Born in Bagnères-de-Bigorre in 1883, PG Latécoère was the son of the engineer Gabriel, who owned and ran carpentry, mechanical engineering and wagon manufacturing workshops in the town. His rolling stock customers already included South American companies.

His brother André-Louis, his mother Jeanne, Pierre-
Georges, his sister Berthe, his father Gabriel


In 1903, after studying at the Lycée Louis-Le-Grand, PG Latécoère entered the École Centrale des Arts et Manufactures, graduating as an engineer in 1906. His father had died the previous year, and his mother continued to run the industrial establishments. While studying law in Toulouse, where he obtained a degree, PG Latécoère helped his mother. She later pledged her assets to the loans PG Latécoère took out to set up his airlines.

When the First World War broke out in 1914, PG Latécoère was declared unfit for armed service and released from all military service obligations because of his poor eyesight. He did not accept this decision and enlisted as a private in the artillery. However, he was soon singled out by his chiefs, who were quick to judge and recognise him, and he was sent back to civilian service with the comment: "This phenomenon will do his country more service at the head of an industry than behind a cannon". 

On July 11 1931, he married Lucienne Granel. They had an only son, Pierre-Jean, born on June 9 1932.

Lucid to the end, PG Latécoère left instructions to ensure his work's continuity. Three months before his death, he told Beppo de Massimi:

"I am having seaplanes of 120 and 200 tonnes studied, derived from the 631 (75 tonnes).... You see, we must not lose the lead we have over foreign countries…"
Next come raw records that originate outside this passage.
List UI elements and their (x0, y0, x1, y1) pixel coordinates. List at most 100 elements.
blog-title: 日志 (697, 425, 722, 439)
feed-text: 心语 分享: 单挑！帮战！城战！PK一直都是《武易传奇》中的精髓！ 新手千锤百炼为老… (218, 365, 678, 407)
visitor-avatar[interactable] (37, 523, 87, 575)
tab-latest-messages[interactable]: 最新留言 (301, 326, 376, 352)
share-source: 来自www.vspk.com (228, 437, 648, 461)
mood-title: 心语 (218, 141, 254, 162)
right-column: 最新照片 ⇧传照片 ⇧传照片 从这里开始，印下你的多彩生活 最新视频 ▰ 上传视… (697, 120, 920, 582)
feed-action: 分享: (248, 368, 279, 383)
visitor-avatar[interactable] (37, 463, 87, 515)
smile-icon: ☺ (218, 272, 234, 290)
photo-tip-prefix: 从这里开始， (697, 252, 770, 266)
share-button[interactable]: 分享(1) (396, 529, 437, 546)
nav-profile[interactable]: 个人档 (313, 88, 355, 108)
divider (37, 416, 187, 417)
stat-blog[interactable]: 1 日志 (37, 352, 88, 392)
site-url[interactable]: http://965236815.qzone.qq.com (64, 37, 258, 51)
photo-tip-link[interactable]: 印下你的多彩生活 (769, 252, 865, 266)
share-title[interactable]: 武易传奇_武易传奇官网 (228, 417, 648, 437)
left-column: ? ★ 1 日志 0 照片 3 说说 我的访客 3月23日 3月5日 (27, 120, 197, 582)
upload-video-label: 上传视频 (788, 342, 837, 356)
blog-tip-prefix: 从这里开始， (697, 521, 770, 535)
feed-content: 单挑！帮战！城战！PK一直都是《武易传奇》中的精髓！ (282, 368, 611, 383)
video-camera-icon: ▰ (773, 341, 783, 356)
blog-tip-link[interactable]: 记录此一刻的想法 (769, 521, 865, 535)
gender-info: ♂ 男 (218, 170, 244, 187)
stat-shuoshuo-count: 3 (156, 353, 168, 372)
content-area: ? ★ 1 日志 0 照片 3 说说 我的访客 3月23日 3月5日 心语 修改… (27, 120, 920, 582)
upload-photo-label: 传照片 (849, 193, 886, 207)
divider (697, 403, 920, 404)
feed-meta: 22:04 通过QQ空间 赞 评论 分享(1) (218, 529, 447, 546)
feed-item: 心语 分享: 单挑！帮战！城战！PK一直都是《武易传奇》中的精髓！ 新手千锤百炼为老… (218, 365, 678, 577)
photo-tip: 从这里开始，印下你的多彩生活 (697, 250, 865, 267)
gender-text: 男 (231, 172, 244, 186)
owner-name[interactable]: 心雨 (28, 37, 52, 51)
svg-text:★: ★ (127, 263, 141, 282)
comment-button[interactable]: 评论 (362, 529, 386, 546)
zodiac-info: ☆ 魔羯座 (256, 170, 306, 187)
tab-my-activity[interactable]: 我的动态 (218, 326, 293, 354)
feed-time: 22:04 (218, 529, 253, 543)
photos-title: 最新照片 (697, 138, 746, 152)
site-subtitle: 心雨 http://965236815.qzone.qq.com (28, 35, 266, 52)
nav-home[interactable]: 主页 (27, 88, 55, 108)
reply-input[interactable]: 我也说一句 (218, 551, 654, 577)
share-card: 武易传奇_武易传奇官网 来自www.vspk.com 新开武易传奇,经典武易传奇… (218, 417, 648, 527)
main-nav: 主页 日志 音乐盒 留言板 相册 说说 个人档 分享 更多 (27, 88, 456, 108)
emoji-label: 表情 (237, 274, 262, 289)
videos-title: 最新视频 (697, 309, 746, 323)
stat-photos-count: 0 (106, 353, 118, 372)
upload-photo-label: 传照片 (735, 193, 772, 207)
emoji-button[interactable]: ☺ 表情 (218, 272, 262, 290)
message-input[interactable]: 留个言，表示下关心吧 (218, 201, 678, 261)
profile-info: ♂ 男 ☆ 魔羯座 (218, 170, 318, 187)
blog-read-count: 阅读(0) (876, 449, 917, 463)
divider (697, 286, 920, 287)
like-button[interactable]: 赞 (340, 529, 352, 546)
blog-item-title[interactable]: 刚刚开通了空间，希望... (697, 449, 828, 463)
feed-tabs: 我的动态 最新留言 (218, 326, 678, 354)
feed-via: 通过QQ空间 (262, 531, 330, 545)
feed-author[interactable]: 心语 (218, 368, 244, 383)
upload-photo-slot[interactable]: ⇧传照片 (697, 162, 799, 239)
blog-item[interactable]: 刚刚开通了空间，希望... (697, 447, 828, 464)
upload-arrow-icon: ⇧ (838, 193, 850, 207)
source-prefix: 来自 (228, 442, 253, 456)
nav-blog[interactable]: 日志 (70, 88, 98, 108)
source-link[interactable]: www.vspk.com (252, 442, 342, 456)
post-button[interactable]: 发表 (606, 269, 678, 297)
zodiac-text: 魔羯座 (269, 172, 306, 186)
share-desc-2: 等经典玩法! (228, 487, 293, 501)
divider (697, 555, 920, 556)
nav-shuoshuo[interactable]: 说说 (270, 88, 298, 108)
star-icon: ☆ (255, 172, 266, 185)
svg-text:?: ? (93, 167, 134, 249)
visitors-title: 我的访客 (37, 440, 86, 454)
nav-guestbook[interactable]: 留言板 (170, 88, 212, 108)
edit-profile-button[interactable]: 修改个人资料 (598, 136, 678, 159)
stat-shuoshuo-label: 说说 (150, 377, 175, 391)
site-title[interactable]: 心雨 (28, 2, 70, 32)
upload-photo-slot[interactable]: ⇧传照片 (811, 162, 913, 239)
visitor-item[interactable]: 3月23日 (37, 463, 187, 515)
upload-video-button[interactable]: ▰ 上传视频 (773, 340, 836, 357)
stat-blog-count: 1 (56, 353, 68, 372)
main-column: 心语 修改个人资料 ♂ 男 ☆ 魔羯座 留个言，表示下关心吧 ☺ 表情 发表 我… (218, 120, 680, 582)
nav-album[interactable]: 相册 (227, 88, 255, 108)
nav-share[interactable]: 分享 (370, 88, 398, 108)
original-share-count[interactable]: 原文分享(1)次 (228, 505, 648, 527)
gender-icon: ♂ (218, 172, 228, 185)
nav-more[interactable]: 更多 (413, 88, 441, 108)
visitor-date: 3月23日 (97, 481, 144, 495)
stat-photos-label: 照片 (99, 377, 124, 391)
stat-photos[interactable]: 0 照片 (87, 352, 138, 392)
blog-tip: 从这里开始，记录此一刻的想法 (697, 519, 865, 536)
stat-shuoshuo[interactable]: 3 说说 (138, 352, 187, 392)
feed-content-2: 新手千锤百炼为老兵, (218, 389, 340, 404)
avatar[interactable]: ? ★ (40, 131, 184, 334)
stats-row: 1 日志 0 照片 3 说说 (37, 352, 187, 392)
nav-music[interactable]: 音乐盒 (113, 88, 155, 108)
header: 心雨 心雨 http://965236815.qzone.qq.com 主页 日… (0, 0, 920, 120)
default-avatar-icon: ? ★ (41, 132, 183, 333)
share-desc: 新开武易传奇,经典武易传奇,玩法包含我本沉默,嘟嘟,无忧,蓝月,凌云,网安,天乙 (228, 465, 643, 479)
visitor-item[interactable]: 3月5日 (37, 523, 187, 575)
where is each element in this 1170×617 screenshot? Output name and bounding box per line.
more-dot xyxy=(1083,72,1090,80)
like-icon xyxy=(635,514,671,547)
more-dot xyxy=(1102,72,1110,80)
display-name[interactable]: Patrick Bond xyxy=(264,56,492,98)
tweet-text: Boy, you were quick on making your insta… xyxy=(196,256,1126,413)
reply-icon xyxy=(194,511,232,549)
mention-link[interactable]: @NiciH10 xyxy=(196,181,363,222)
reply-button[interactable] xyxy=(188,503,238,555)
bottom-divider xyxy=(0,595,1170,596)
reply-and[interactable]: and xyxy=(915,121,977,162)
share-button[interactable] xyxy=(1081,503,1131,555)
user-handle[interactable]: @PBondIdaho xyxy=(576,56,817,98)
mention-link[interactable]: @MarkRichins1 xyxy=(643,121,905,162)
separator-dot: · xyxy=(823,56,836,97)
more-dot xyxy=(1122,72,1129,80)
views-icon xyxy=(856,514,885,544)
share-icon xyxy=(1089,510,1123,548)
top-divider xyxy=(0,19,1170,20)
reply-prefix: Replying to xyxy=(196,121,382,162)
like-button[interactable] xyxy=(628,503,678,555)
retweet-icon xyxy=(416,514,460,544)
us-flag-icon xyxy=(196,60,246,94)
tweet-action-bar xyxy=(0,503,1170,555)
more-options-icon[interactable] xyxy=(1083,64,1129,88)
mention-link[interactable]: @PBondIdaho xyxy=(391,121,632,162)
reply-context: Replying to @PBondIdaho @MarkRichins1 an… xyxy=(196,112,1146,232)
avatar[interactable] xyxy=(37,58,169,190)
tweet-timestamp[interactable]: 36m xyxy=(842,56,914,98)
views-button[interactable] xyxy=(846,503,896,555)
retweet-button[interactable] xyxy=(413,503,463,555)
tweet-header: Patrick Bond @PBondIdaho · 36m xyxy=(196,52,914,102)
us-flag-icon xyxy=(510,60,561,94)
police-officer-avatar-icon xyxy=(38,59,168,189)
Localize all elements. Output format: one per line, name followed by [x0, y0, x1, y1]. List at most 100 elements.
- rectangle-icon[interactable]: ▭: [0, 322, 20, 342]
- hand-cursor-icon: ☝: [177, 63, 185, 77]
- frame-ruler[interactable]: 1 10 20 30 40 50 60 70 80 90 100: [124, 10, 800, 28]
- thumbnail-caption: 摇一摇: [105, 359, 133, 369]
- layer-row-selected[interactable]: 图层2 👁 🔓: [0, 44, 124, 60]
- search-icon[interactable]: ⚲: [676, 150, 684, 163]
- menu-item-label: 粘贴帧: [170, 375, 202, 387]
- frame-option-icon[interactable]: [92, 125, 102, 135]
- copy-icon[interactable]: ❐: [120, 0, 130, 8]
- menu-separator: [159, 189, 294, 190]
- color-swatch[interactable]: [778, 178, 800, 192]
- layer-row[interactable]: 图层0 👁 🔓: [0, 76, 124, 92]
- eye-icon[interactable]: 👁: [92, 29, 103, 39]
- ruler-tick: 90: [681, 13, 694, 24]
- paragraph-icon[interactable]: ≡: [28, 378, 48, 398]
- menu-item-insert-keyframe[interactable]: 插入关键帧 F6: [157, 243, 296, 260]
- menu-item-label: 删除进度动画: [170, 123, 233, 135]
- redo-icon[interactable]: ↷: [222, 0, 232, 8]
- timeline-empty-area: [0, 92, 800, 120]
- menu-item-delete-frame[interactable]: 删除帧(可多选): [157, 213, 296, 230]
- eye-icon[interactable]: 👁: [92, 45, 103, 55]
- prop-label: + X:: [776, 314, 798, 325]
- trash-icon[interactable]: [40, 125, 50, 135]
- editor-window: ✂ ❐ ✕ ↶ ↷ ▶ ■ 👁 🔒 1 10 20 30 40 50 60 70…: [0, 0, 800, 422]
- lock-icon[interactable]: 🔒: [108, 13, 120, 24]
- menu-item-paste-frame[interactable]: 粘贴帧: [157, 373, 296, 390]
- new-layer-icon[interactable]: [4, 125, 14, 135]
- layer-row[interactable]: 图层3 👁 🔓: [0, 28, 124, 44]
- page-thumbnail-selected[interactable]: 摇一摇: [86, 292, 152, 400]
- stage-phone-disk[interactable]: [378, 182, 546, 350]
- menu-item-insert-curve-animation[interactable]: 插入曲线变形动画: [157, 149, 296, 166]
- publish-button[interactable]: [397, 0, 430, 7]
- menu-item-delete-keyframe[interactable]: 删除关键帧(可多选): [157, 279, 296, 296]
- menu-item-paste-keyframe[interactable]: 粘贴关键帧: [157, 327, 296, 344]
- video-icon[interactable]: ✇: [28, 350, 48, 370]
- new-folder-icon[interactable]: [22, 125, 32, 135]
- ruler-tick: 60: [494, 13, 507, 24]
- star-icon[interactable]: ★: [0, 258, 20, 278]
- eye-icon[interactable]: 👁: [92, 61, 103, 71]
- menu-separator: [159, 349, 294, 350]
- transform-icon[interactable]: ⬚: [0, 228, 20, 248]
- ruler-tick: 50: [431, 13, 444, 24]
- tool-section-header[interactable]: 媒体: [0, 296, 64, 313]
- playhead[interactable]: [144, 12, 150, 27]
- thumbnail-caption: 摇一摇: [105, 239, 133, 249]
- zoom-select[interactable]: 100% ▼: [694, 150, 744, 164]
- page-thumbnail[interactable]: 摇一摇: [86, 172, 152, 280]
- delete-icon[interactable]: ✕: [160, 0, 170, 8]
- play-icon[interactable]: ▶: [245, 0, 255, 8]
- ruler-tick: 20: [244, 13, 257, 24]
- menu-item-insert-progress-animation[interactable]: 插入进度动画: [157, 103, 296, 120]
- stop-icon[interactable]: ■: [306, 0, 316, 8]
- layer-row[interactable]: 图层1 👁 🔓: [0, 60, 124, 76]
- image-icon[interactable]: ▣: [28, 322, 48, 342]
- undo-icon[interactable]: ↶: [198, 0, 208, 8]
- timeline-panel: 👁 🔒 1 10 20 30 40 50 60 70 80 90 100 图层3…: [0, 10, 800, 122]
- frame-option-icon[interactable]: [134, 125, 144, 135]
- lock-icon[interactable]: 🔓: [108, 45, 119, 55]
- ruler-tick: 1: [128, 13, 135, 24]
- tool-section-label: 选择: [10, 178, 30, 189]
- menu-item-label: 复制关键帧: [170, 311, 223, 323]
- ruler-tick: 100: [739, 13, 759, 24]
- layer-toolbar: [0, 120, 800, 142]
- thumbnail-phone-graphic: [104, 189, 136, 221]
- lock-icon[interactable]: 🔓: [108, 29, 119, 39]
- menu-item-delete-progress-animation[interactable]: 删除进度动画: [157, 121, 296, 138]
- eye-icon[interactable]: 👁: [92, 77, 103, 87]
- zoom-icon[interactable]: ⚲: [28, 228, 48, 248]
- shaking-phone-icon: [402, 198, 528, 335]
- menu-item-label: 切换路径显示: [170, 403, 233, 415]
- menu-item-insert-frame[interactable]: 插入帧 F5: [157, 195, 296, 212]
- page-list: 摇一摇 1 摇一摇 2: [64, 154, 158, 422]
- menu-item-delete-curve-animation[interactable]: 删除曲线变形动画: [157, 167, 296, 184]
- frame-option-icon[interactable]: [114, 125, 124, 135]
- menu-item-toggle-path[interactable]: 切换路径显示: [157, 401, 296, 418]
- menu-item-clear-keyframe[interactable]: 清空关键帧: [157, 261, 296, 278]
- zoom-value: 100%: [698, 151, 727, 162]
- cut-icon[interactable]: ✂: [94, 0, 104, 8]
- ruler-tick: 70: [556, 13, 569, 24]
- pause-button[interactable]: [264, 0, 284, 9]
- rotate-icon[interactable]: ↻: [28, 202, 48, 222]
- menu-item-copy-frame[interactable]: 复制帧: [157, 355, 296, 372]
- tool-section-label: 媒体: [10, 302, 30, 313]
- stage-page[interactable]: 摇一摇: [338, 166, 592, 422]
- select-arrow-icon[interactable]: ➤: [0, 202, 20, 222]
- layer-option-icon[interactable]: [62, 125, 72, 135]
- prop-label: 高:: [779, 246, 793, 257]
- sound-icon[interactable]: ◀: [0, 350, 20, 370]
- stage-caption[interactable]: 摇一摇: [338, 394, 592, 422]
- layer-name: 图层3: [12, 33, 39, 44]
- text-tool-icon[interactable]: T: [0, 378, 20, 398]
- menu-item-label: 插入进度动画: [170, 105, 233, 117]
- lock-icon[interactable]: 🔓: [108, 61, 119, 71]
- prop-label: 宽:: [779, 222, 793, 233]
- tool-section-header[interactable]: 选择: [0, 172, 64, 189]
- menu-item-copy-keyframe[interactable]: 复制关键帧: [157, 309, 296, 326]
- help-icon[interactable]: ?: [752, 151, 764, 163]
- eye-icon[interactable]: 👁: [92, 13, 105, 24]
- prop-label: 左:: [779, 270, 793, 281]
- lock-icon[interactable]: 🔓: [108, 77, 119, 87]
On 10 August 1943, PG Latécoère's relentless illness proved fatal. His funeral was grandiose in its simplicity. The highest authorities in French aeronautics travelled from Paris, and all the Toulouse notables were present. The coffin was carried by a delegation of workers from his factory. It was an unexpected, respectful and moving tribute.

"My Dear Boss.

You didn't like speeches and you shunned honours. However, your colleagues thought that you couldn't leave without a word of farewell.

Told by one of them, they thought you would accept it better.

Your work is immense. All of it bears the mark of your genius, the stamp of your character.

To always see further if it's a line, always bigger if it's an aircraft, that's you!

Never being satisfied with the present and always looking to the future and to progress, that's you!

You made this incredible route to Morocco and Africa a reality at the time!

Creating this transcontinental link to South America a little later, which will astonish everyone: that's still you!

You were the first to provide the equipment for the North Transatlantic link in its logical form, non-stop and by seaplane: you again!

And this well-directed technique that puts France in the vanguard in terms of air tonnage: it's you!

From all this come records, raids, prestigious routes, applauded films glorifying the aerial epic, honours that you leave to others. But behind it all : You are there!

In this tough pioneering job, you'll inevitably break down and suffer some painful blows. Who, despite their temperament, remains surprisingly calm, finds the solution that makes sense, pushes everyone around, is never satisfied with deadlines... but also gets things back on track? That's you.

Despite the difficulties of such a job, who, when so many others fail, reveals remarkable qualities as an administrator, keeping a company healthy and stable, with its credit still intact, and never experiencing hideous unemployment? That's you.

Apart from these preoccupations, what an example your life was too: not one excess,... just one passion, but of quality: your precious books and your erudition... And yet, at less than sixty years of age, you have disappeared! What an injustice! Because of your secluded life, it has often been overlooked that in this energetic man there vibrated a very human, very good and very charitable heart.

Oh yes! For those who had the privilege of knowing you well, what a great man you were! What a loss you are for the Air Force and for our country!

Dear Boss, we just had to say it!

We had to take an oath here to respect your memory, your thoughts, to continue your work, with passion, and to express the immense sorrow of all of us! Farewell!"